Pascal’s wager: “If you believe, you are not punished if you are wrong.”
But I’ll get back to that. By the way, Jean-Eugène Buland painted this wonderful image. His work is unsurpassed and beautiful. See the faces, all looking up in bewilderment. They look away as soon as they meet your eyes. How curious that seems until you realize that when people see you, in fact they see themselves. Healthy people look, smile, and go their way. There is nothing they need to see.
If you walked out the door, went down the elevator and connected with reality, you would be in the world of sound and fury as one writer put it. “Life is a tale told by an idiot full of sound and fury signifying nothing.” Macbeth. But did the bard really mean it like that. Faulkner. I don’t know. I guess they call that irony. Pages upon pages of a challenged individual. Not so much an idiot… Anyway my point is that it can be “harmony and passion” and let the fury burn out. Or use sound and fury when you need it. Emphasis: Choose to use it.

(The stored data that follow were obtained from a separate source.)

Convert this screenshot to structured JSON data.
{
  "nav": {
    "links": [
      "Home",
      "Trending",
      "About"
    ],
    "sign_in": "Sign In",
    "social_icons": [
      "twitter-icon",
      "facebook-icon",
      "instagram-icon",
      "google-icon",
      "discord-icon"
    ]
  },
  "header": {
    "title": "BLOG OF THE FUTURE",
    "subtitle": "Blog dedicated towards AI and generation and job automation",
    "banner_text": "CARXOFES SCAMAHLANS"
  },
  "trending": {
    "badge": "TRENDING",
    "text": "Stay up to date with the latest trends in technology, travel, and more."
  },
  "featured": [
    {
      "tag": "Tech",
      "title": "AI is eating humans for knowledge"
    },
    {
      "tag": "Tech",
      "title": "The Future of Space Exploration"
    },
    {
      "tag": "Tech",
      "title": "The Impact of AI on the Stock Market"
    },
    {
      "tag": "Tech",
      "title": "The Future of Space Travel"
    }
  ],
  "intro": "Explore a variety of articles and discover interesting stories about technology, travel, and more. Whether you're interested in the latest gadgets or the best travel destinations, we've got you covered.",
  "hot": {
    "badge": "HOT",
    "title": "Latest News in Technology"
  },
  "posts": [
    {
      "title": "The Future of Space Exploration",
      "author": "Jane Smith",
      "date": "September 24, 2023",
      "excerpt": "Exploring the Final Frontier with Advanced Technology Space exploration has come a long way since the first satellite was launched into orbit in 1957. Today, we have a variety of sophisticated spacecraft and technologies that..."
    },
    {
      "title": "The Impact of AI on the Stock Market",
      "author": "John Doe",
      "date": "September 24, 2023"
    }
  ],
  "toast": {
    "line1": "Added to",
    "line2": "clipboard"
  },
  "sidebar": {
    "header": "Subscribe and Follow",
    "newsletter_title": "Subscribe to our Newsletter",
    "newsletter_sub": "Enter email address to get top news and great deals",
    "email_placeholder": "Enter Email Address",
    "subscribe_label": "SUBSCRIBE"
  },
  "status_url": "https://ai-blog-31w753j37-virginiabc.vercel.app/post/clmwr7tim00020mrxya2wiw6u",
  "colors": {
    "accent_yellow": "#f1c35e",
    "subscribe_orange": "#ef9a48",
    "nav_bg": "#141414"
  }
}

The proprietor of the bar was a skinny narrow-eyed pesky fellow with an absence of any social capacity at all. He’d drag down one cigarette after another and fill a beer glass like a laboratory tech. His clientele… almost all, no, correct me. They were all gamblers of the losing kind. End of their rope so to speak. All in debt to bad sources and unable to quit.
As in all card games, there is an origin derived from divination…. It isn’t remarkable that the modern Western deck of gaming cards had arisen from Tarot. And Tarot is as ancient as card structures come. I was in the neighborhood, literally. I was a writer researching this gambling den. I was announced as a gambler. I was looking for a story. I was sweating and felt agitated. The atmosphere was akin to the latrine in a submarine. I sat down to the table. I reached in for my wallet. Guess what card came up.